Haarlose Albino-Mäuse als Testtiere
Ob das wirklich gut ist, darüber dürfte sich jetzt zumindest eine Diskussion entspannen. Susan Lehman von der State University von New Jersey (Cullman Laboratory for Cancer Research) und ihre Co-Autoren entwarfen ein Experiment, mit dem man die Entwicklung von UV-bedingtem Hautkrebs exklusive Melanome - also von Plattenepithelkarzinomen und Basaliomen - nach immer wieder erfolgender UV-Bestrahlung imitieren kann.

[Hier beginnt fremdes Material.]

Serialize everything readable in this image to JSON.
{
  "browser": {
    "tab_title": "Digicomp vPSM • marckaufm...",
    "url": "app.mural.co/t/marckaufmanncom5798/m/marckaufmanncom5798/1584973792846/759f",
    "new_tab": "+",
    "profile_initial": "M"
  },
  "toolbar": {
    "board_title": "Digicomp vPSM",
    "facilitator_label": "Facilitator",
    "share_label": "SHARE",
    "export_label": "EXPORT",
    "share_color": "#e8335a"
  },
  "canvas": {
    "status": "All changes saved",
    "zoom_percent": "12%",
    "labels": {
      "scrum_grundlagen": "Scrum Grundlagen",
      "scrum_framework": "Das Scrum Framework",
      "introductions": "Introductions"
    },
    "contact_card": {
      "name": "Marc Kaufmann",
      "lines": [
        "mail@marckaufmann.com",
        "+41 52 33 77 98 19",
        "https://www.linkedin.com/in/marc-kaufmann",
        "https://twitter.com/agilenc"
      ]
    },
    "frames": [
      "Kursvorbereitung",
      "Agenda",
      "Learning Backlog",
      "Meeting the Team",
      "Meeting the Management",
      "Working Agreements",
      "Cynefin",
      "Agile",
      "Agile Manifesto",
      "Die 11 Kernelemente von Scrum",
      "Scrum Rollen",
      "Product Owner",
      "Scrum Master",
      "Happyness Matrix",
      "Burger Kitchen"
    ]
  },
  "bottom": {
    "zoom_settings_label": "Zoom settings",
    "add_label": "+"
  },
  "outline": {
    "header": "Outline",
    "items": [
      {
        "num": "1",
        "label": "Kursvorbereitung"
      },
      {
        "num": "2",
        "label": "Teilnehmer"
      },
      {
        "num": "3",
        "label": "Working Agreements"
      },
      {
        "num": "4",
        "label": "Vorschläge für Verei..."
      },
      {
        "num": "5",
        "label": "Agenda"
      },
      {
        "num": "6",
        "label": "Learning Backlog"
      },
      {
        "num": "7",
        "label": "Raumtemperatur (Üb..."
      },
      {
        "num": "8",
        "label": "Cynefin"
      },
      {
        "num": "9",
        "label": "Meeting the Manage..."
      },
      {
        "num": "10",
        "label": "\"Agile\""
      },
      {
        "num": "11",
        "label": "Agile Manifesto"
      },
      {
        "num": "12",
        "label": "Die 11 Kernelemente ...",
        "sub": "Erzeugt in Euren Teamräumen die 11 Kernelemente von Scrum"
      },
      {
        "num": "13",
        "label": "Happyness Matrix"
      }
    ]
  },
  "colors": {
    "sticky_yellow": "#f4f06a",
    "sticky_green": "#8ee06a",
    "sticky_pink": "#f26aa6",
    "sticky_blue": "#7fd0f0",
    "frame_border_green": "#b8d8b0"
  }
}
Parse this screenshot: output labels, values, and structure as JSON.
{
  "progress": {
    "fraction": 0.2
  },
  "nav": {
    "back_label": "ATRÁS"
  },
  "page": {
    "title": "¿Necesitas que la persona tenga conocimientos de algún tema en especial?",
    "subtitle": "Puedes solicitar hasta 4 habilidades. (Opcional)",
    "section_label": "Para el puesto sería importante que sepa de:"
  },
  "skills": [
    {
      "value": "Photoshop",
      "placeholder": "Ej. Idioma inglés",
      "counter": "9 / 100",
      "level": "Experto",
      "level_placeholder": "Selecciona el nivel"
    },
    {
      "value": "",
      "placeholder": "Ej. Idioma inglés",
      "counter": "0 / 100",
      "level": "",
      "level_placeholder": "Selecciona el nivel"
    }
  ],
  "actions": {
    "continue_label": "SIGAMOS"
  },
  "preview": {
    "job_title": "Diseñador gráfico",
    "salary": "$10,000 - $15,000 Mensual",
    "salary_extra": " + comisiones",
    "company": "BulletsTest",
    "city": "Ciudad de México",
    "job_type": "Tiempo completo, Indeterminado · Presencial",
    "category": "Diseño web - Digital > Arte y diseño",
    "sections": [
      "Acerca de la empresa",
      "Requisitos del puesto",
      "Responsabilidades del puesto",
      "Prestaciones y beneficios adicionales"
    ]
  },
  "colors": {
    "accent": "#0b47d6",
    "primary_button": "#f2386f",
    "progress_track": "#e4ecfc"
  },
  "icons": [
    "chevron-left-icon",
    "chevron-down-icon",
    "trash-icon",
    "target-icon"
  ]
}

Dabei verwendeten die Wissenschafter Mäuse vom Stamm SKH-1, haarlose Albino-Mäuse. Sie wurden zweimal pro Woche für 20 Wochen mit UVB-Licht bestrahlt. 17 Wochen lang wurden die Tiere dann fünfmal pro Woche mit je 100 Milligramm der in den USA erhältlichen Feuchtigkeitscremes "Dermabase", "Dermovan", "Eucerin" bzw. "Vanicream" oder bloß einem Wasser-Placebo.

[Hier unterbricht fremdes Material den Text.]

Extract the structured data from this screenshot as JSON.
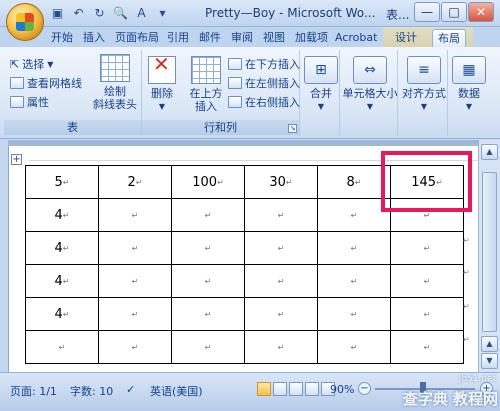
{
  "window": {
    "title": "Pretty—Boy - Microsoft Wo...",
    "context_label": "表...",
    "controls": [
      "—",
      "□",
      "✕"
    ]
  },
  "quick_access": [
    "save-icon",
    "undo-icon",
    "redo-icon",
    "print-preview-icon",
    "format-icon"
  ],
  "tabs": [
    "开始",
    "插入",
    "页面布局",
    "引用",
    "邮件",
    "审阅",
    "视图",
    "加载项",
    "Acrobat",
    "设计",
    "布局"
  ],
  "active_tab": "布局",
  "ribbon": {
    "table_group": {
      "label": "表",
      "select": "选择",
      "gridlines": "查看网格线",
      "properties": "属性",
      "draw_diagonal": "绘制\n斜线表头"
    },
    "rows_cols_group": {
      "label": "行和列",
      "delete": "删除",
      "insert_above": "在上方\n插入",
      "insert_below": "在下方插入",
      "insert_left": "在左侧插入",
      "insert_right": "在右侧插入"
    },
    "merge": "合并",
    "cell_size": "单元格大小",
    "alignment": "对齐方式",
    "data": "数据"
  },
  "table": {
    "rows": [
      [
        "5",
        "2",
        "100",
        "30",
        "8",
        "145"
      ],
      [
        "4",
        "",
        "",
        "",
        "",
        ""
      ],
      [
        "4",
        "",
        "",
        "",
        "",
        ""
      ],
      [
        "4",
        "",
        "",
        "",
        "",
        ""
      ],
      [
        "4",
        "",
        "",
        "",
        "",
        ""
      ],
      [
        "",
        "",
        "",
        "",
        "",
        ""
      ]
    ],
    "cell_mark": "↵"
  },
  "status": {
    "page": "页面: 1/1",
    "words": "字数: 10",
    "language": "英语(美国)",
    "zoom": "90%"
  },
  "watermark": {
    "site": "jb51.net",
    "text": "查字典 教程网"
  },
  "colors": {
    "highlight": "#e8185a",
    "ribbon_text": "#15428b"
  }
}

Erhöhte Gefahr von Hauttumoren
Das Ergebnis: Jedes der Produkte erhöhte offenbar die Häufigkeit und die Größe von auftretenden UV-bedingten Nicht-Melanom-Hauttumoren. Die Zahl der in Gewebeproben nachgewiesenen Tumoren erhöhte sich beispielsweise in zwei solcher Experimente im Durchschnitt um 69 Prozent. Das war statistisch hoch signifikant.

Die Wissenschafter: "Die Resultate deuten daraufhin, dass mehrere im Handel erhältliche Feuchtigkeitscremen die Rate und die Zahl von Tumoren bei UVB-vorbestrahlten Mäusen mit einem hohen Tumorrisiko erhöhen. Weitere Studien sind angezeigt, um den Effekt einer derartigen topischen Applikation (Auftragen auf die Haut, Anm.) von Feuchtigkeitscremen auf durch das Sonnenlicht ausgelöste Krebsarten beim Menschen zu bestimmen."